On January 20, 1775, Gibbet Island was purchased by a Welsh-American by the name of Samuel Ellis. It’s impossible to tell much about this Samuel Ellis, because there were two men of the same name who were both wealthy enough to own the land and were married to a Mary. One of them was a butcher who lived on Greenwich Street in the Lower East Side. The other was a merchant in Manhattan, who also owned a farm in New Jersey. Both of these men signed a petition of loyalty to Britain during the American Revolution, and whoever owned the island established a tavern for fishermen. Samuel Ellis would pass away in 1794 and leave Ellis Island to his unborn grandson, even though he had three daughters. Things got complicated in the will when the child sadly died in infancy around 1800. The complicated situation even threw off the US Navy, which was keen on purchasing Ellis Island to fortify its defenses against the English in the event of another war. Matt Housch, a historian for the Statue of Liberty National Monument and Ellis Island, told the BBC News, "A fee of $10,000 was agreed, but nobody seemed to be too sure who it should be paid to. Then as now, the ancestry is a bit of a mystery."
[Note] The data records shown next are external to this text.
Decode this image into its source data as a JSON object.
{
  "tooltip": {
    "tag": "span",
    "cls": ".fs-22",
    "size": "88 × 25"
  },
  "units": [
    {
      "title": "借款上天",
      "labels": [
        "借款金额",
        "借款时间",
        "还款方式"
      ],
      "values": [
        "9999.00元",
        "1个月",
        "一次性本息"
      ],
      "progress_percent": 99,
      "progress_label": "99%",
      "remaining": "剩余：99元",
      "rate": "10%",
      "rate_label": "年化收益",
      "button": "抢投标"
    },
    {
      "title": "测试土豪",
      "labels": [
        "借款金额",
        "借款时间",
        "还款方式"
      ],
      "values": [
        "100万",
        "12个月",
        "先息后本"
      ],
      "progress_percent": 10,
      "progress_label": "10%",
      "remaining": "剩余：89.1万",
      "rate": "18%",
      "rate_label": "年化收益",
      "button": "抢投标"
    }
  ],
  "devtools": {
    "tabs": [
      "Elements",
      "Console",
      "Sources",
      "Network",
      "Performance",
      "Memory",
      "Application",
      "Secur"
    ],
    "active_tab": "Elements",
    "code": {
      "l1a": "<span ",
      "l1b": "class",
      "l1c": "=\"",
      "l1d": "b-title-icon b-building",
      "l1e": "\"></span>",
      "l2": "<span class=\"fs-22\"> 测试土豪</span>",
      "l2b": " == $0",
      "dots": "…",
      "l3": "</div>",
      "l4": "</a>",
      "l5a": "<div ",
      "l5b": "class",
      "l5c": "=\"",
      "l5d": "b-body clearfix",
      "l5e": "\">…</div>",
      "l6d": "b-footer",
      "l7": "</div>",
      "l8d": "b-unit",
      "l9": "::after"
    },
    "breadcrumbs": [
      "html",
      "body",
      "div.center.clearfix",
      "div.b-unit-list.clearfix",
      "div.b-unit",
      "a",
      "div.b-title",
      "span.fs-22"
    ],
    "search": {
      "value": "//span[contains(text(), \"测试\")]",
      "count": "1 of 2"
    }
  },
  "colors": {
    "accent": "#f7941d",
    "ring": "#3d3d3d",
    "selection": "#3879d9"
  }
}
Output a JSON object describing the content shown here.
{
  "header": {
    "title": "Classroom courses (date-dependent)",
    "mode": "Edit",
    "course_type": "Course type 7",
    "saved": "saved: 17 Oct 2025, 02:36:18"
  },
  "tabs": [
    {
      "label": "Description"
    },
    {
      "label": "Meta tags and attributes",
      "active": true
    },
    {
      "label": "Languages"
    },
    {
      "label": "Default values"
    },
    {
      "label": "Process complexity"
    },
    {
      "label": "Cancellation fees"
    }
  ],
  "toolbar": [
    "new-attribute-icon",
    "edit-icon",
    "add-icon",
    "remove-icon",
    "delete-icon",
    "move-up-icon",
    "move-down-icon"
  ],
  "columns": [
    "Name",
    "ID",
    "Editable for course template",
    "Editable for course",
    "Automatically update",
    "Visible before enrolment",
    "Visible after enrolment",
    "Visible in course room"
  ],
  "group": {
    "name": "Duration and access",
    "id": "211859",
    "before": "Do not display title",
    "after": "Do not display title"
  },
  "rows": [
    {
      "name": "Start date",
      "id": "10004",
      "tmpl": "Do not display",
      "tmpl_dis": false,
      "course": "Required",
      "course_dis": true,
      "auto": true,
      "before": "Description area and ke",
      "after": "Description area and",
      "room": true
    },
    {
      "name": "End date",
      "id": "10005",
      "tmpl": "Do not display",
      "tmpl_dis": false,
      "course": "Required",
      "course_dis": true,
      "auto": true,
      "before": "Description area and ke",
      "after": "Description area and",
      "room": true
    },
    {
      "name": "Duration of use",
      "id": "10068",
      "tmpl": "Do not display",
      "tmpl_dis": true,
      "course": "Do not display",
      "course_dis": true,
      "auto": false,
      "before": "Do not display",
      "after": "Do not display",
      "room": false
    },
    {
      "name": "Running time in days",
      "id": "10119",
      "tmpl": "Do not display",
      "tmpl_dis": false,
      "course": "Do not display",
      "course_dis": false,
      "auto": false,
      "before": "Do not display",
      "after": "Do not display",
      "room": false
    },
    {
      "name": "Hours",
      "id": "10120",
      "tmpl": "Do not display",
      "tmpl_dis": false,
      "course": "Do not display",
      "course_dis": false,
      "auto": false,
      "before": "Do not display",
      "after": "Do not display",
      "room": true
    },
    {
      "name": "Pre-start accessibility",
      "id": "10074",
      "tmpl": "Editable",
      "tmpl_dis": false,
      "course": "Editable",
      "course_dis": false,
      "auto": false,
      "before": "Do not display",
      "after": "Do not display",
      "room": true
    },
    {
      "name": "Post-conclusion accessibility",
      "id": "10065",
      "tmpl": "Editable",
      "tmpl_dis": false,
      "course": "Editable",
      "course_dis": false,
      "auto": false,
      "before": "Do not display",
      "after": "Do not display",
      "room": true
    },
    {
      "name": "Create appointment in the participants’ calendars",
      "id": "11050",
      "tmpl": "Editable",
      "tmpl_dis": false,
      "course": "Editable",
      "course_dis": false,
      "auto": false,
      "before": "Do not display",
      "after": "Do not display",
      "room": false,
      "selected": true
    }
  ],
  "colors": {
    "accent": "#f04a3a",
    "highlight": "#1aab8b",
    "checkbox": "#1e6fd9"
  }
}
Between 1801 and 1811, a fort was constructed on Ellis Island. During the War of 1812, British soldiers were held captive on the site, but the fort was never attacked. In 1814, the fort was named after Colonel James Gibson, who was a 33-year-old officer killed in the war’s Battle of Fort Erie. Fort Gibson was armed with 13 cannons and could garrison nearly 200 soldiers. The exterior wall of Fort Gibson was about 5.5 feet thick and sixteen feet high. They also had a 2nd wall in the interior of the fort, which is still present today.
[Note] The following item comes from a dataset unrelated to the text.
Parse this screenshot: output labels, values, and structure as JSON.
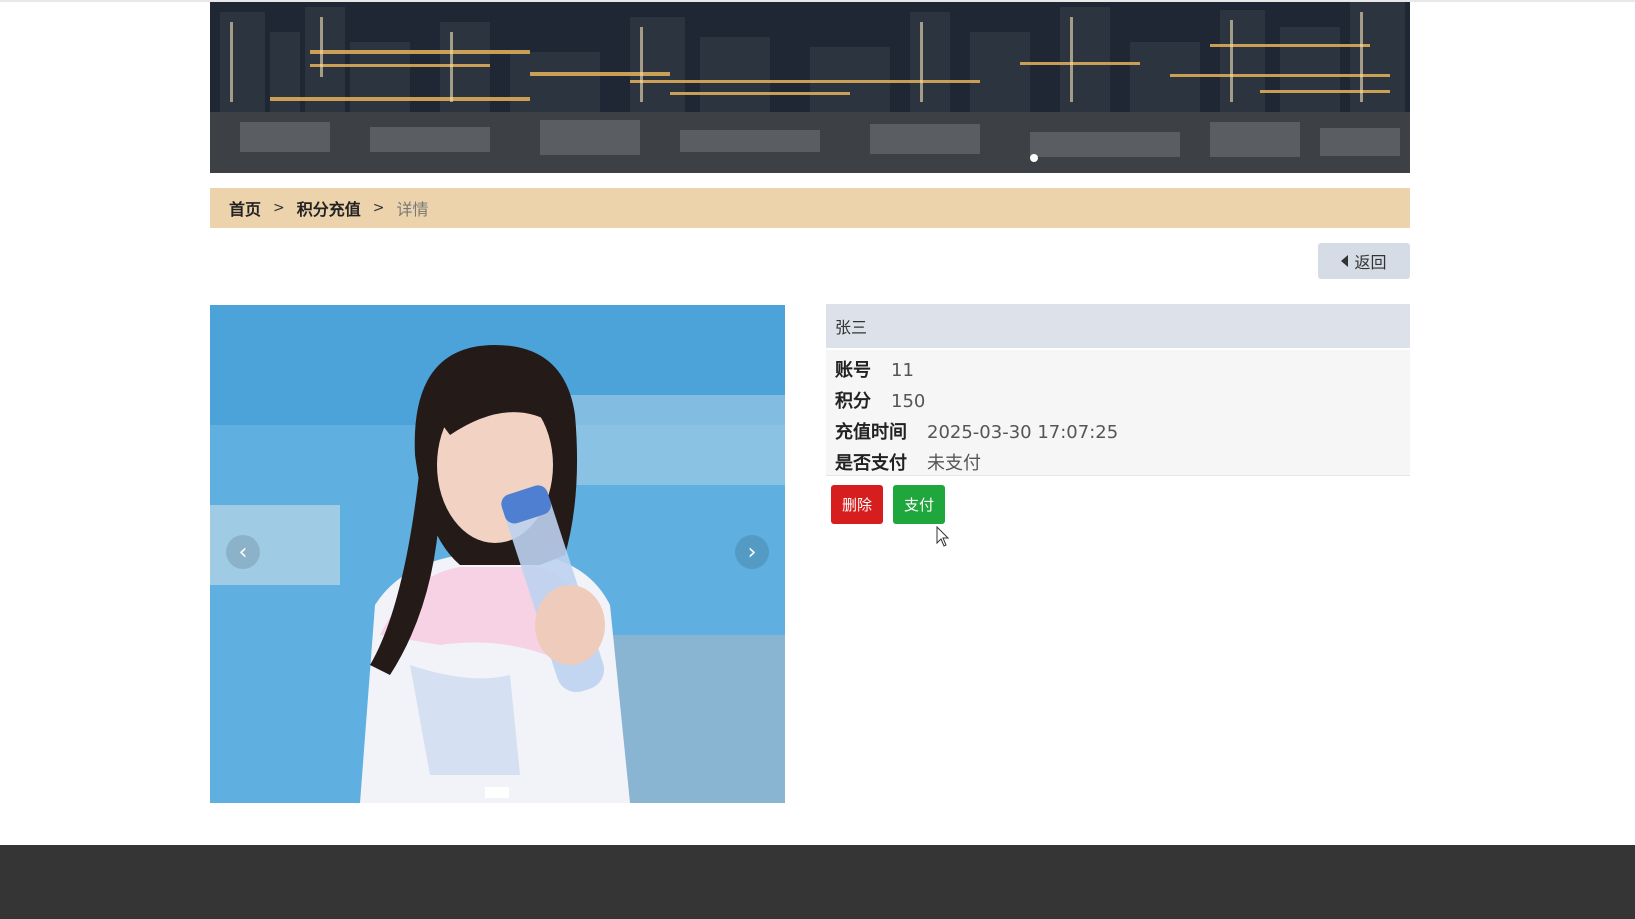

Fort Gibson was preemptively built a few years before the outbreak of the War of 1812 because the US was being bullied on its trade routes. The British Navy was seizing American merchant ships and then forcing the sailors into service on British vessels. Congress decided that the nation’s most crucial harbor needed to be defended in the case of war. Fort Gibson wasn’t the only island in the harbor geared up to battle, as the island where the Statue of Liberty now stands was also ready for smoke. Between Fort Gibson and Fort Wood (what Liberty Island was named), it became quite a gauntlet and deterred attacks on New York’s harbor. Colonel Jonathan Williams reported to the Common Council of the City of New York in 1807, “It would be difficult to go into either the North or East River, without passing within point-blank shot of one of them. It is not a very bold assertion to say that no ship that sails upon the ocean would engage in such terms.”
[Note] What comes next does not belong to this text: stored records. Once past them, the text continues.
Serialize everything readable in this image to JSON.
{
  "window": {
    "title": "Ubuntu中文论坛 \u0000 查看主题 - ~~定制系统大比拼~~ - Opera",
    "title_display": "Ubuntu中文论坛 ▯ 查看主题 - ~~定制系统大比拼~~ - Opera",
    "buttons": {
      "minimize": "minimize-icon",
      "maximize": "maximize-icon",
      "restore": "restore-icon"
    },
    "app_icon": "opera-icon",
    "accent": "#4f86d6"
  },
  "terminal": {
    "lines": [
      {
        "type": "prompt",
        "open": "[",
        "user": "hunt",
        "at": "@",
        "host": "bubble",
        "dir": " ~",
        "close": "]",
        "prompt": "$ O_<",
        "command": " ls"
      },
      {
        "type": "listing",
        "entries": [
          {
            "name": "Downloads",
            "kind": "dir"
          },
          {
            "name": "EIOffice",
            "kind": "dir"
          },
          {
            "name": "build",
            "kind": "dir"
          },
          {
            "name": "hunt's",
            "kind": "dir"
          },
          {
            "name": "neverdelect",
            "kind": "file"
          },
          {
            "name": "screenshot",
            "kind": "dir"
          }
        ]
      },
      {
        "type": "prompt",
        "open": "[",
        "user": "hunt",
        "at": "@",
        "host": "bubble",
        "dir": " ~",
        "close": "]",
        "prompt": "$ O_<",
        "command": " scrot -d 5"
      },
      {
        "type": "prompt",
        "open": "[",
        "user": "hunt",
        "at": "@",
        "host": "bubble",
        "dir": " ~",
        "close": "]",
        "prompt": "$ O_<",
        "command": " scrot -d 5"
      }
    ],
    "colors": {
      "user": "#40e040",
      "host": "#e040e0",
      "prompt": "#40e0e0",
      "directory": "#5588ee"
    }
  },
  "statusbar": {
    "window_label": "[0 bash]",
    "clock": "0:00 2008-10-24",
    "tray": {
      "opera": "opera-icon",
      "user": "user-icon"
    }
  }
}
In the decades following the 2nd American-British War, Fort Gibson continued to be used for military purposes. Large supply chamber magazines were built to store black powder, which was too dangerously unstable to be kept at the Naval Shipyard in Brooklyn. During the American Civil War, the fort once again became very important in protecting New York’s harbor. Twelve new cannons were installed, as it housed approximately 120 army and navy personnel.